PhD project by Shuqi JIA at University of Leiden: ‘The Long Arab Conquest of Central Asia: Urban Change in Merv, Paikent, Balkh and Samarkand (651-821). This PhD research aims to trace the impact of the Arab conquest, both immediate and long-term, on the material and social organization of Central Asia from 651 to 821 through an “urban change” perspective in four cities: Merv, Paikent, Balkh and Samarkand.’

Research project with Gabrielle van den Berg at University of Leiden: ‘Turks, texts and territory: Imperial ideology and cultural production in Central Eurasia. Turkic nomadic rulers established large empires in the Middle East and Asia between the 11th and 14th centuries. This project will explore the link between their political ideology and the production of art and literature, via the cultural heritage of five cities along the Silk Road: Kashgar, Samarkand, Ghazna, Tabriz and Konya.’

Long-term research on Ghandaran texts at Ludwig-Maximilians-Universität München: ‘The Buddhist Manuscripts from Gandhāra project has been designed by Stefan Baums (Munich) and Ingo Strauch (Lausanne) and developed together with Jens‐Uwe Hartmann (Munich) and Harry Falk (Berlin). It consists of three areas of research (‘Gāndhārī Literature,’ ‘Gāndhārī Language’ and ‘Database’) and two phases (2012–25: editing of source texts and building of the database, and 2026–2032: completion of the Dictionary of Gāndhārī and preparation of a Historical Grammar of Gāndhārī, Paleography of Kharoṣṭhī, and History of Gandhāran Literature and of Buddhism in Gandhāra).’

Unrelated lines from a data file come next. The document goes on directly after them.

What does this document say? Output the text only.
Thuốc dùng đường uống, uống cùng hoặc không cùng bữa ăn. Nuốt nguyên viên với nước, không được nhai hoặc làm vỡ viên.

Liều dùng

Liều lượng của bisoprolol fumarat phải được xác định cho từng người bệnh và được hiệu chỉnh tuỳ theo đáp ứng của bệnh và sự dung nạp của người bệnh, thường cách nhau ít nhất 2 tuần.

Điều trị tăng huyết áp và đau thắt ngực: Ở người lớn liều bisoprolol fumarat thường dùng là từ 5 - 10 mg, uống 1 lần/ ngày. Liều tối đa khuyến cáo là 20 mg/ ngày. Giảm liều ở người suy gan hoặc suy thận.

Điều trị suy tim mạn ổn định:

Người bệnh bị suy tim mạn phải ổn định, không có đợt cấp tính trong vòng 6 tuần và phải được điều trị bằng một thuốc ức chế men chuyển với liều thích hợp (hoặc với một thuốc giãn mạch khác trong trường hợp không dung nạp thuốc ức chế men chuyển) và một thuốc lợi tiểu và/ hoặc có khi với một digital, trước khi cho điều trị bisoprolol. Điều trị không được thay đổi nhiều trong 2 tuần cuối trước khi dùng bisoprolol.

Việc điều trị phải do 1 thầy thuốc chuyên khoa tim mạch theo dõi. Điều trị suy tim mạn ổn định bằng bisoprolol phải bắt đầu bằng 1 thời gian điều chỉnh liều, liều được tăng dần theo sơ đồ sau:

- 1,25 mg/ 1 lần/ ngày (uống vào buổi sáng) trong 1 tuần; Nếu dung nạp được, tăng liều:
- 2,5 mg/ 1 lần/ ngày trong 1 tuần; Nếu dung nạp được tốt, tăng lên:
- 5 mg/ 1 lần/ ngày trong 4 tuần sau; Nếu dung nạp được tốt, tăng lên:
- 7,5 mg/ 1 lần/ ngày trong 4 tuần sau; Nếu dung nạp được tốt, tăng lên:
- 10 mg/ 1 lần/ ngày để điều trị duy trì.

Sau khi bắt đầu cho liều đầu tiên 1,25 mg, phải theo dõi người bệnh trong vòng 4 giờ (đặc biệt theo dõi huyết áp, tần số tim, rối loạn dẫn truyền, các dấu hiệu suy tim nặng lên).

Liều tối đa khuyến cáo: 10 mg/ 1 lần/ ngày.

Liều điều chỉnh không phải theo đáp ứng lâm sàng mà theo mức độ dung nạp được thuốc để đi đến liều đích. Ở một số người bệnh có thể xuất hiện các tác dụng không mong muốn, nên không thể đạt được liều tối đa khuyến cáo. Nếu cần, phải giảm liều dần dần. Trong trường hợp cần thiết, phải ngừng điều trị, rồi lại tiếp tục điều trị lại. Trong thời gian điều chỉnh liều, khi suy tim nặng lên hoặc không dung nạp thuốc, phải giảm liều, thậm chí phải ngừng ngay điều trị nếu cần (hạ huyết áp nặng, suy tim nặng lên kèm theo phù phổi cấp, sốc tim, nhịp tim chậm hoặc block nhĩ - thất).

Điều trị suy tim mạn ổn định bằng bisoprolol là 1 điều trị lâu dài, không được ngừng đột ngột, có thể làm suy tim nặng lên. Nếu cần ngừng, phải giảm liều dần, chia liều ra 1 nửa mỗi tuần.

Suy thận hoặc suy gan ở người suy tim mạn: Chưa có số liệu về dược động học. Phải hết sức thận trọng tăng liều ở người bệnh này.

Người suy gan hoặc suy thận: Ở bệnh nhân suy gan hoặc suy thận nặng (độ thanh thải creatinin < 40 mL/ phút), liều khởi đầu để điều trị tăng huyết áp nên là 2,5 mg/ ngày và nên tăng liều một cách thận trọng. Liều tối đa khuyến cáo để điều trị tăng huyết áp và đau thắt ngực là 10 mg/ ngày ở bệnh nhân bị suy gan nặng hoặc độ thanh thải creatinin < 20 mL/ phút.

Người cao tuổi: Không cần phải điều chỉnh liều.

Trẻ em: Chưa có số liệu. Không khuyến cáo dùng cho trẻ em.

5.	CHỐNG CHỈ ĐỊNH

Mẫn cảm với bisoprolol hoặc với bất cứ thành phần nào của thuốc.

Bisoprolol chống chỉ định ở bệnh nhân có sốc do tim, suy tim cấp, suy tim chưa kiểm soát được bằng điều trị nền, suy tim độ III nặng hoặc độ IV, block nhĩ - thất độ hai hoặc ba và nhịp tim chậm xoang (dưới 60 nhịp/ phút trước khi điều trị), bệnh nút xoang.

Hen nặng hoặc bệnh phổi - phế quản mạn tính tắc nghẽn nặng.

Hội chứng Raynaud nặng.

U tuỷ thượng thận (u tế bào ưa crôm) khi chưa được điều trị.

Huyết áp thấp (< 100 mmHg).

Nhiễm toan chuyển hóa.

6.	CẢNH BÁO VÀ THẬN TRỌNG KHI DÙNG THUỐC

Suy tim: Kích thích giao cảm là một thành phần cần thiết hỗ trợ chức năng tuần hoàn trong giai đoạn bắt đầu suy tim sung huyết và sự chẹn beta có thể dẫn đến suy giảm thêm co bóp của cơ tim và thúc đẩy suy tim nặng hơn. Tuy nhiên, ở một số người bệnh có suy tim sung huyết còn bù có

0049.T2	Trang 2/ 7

Embedding Conquest: Naturalising Muslim Rule in the Early Islamic Empire‘, an ERC funded project 2017-2021 led by Petra Sijpesteijn. Check out their cleverly titled blogs Eyeopeners!!

‘The new Invisible East programme at the University of Oxford’s Oriental Institute brings the medieval Islamicate East to the forefront of historical research by studying these local texts. Led by Arezou Azad.

Remembering Extinction is a research program exploring how narratives of species extinction and recovery from near extinction are constructed, perpetuated, and put into practice.’ Project led by Dolly Jorgensen, another great one of the ACHS2020 conference.